Il tweet di Sadiq Khan

Oltre a lui interverranno anche il numero due del partito laburista Tom Watson e la premier scozzese Nicola Sturgeon.

MAY: "TERZO VOTO SOLO SE CON L'APPOGGIO DEL PARLAMENTO" - Dopo che l'Unione europea ha concesso a Londra il nuovo termine del 22 maggio affinché possa approvare l'accordo di divorzio da Bruxelles, la premier britannica Theresa May non esclude di rinunciare la settimana prossima al terzo voto di ratifica dell'intesa sulla Brexit, raggiunta lo scorso novembre grazie al voto favorevole dei capi di Stato e di governo dei 27 Paesi Membri.

Theresa May (Ansa)
Theresa May (Ansa)

L'accordo è stato già bocciato due volte dalla Camera dei Comuni: per questo il primo ministro intende sottoporlo nuovamente al Parlamento solo se dovesse "apparire che non c'è sufficiente sostegno".

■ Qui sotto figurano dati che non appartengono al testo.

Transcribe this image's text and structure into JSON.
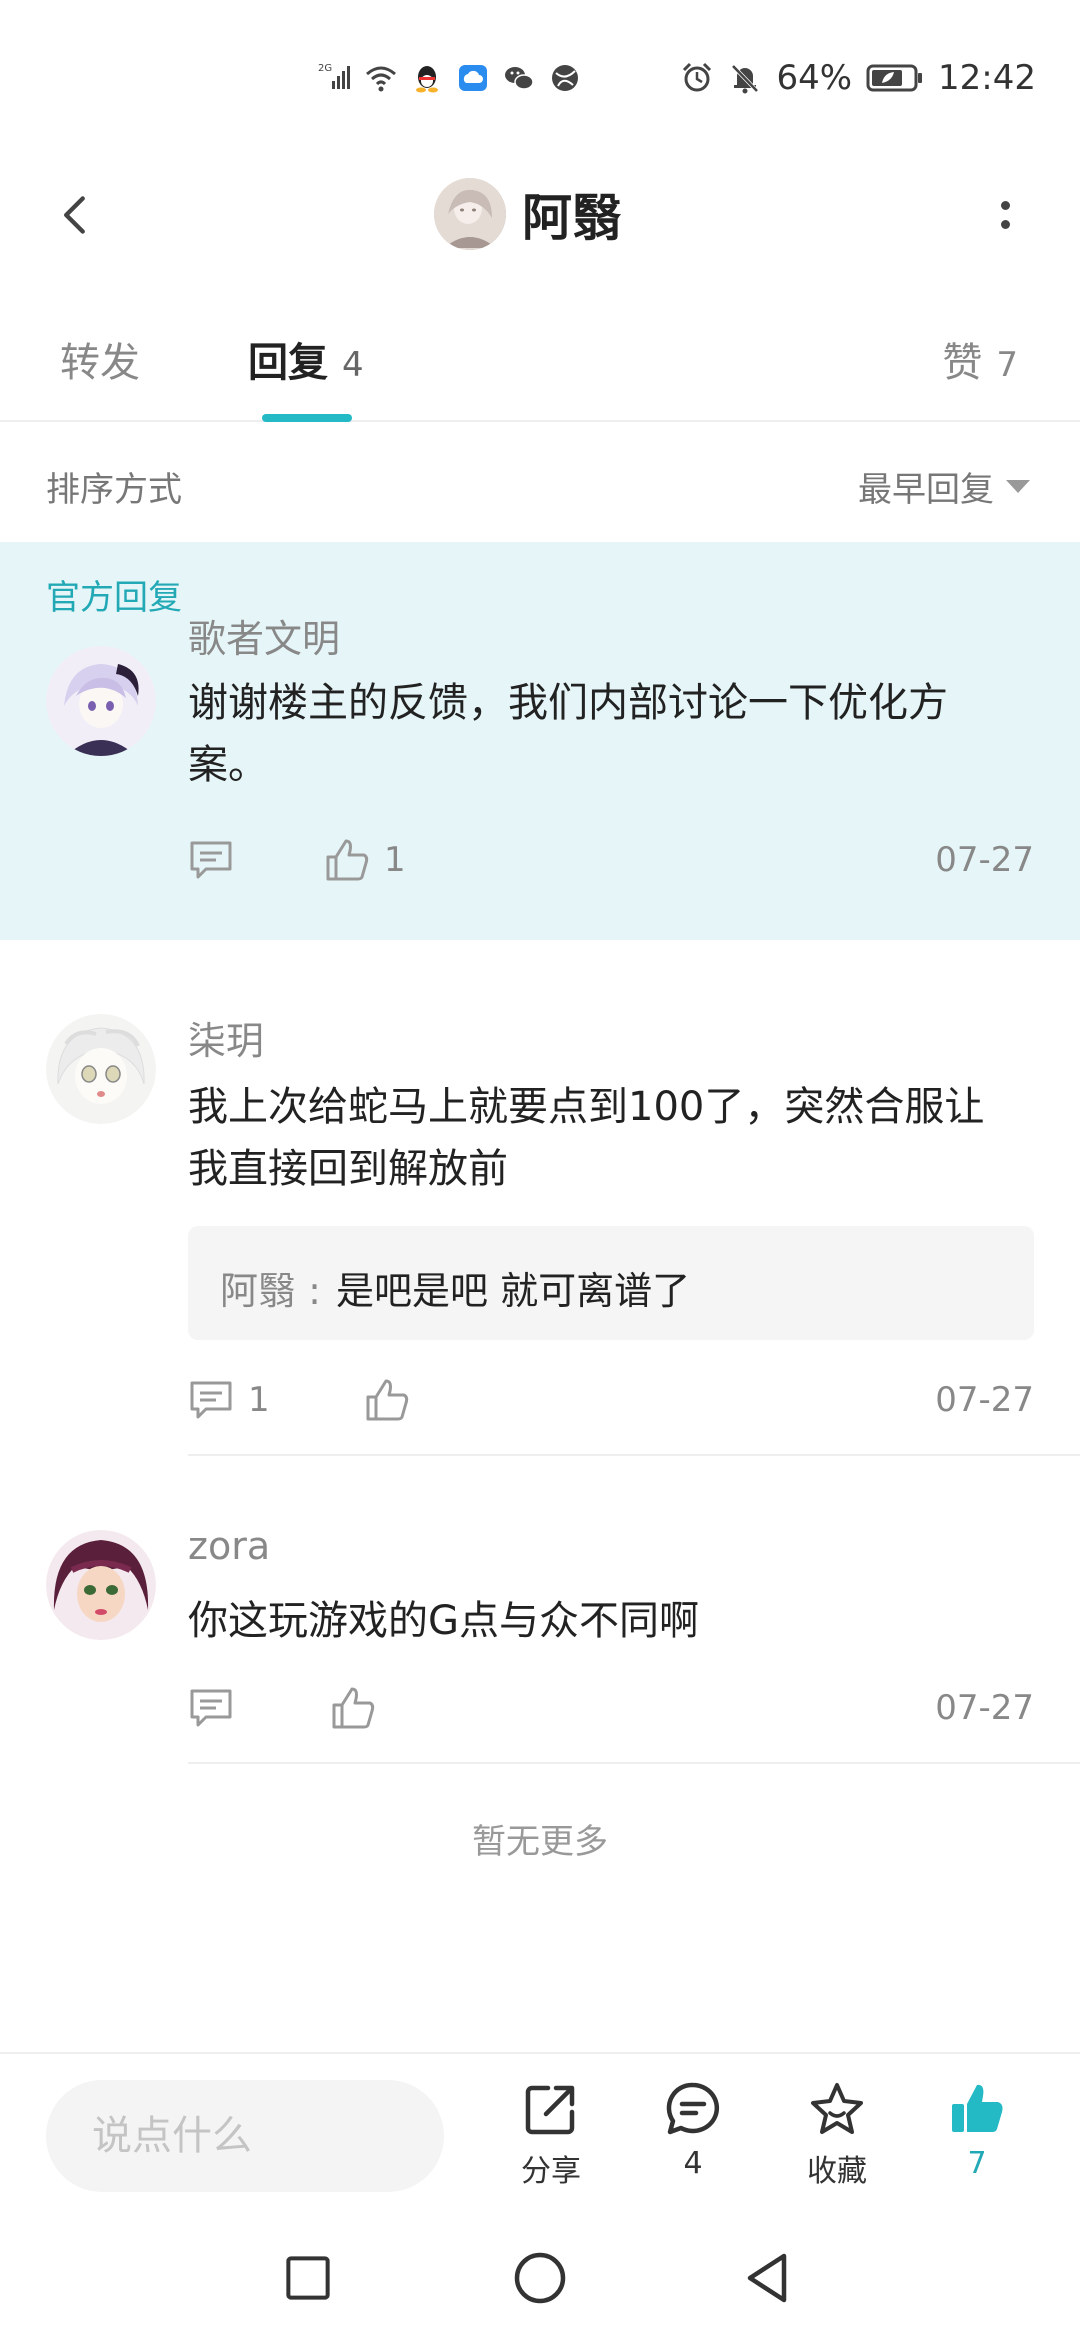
{
  "status_bar": {
    "network": "2G",
    "battery": "64%",
    "time": "12:42"
  },
  "header": {
    "title": "阿翳"
  },
  "tabs": {
    "forward_label": "转发",
    "reply_label": "回复",
    "reply_count": "4",
    "like_label": "赞",
    "like_count": "7"
  },
  "sort": {
    "label": "排序方式",
    "selected": "最早回复"
  },
  "official": {
    "tag": "官方回复",
    "author": "歌者文明",
    "text": "谢谢楼主的反馈，我们内部讨论一下优化方案。",
    "like_count": "1",
    "date": "07-27"
  },
  "comments": [
    {
      "author": "柒玥",
      "text": "我上次给蛇马上就要点到100了，突然合服让我直接回到解放前",
      "quote_user": "阿翳 :",
      "quote_text": "是吧是吧 就可离谱了",
      "reply_count": "1",
      "date": "07-27"
    },
    {
      "author": "zora",
      "text": "你这玩游戏的G点与众不同啊",
      "date": "07-27"
    }
  ],
  "no_more": "暂无更多",
  "bottom_bar": {
    "input_placeholder": "说点什么",
    "share_label": "分享",
    "comment_count": "4",
    "favorite_label": "收藏",
    "like_count": "7"
  },
  "colors": {
    "accent": "#23b9c5",
    "official_bg": "#e6f6f8"
  }
}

Lo ha reso noto la stessa May in una lettera che ha fatto recapitare tutti i deputati, in cui spiega nuovamente quelle che sono le opzioni a disposizione del Regno Unito, dopo il rinvio limitato concesso dall'Ue nella notte di ieri.

Nel vertice Bruxelles ha accolto la richiesta di posticipare la data del divorzio, inizialmente prevista per il 29 marzo.

Ha poi stabilito che se Westminster approverà il piano May la prossima settimana, l'uscita avverrà il 22 maggio (data scelta per dare il tempo di approvare le leggi necessarie all'uscita); se invece l'accordo sarà nuovamente bocciato dall'aula, entro il 12 aprile Londra dovrà proporre una via da seguire, stabilendo in particolare se intenda o meno partecipare alle elezioni europee in programma fra il 23 e il 26 maggio.

"Fino al 12 aprile tutto è possibile", ha detto ieri il presidente del Consiglio europeo Donald Tusk.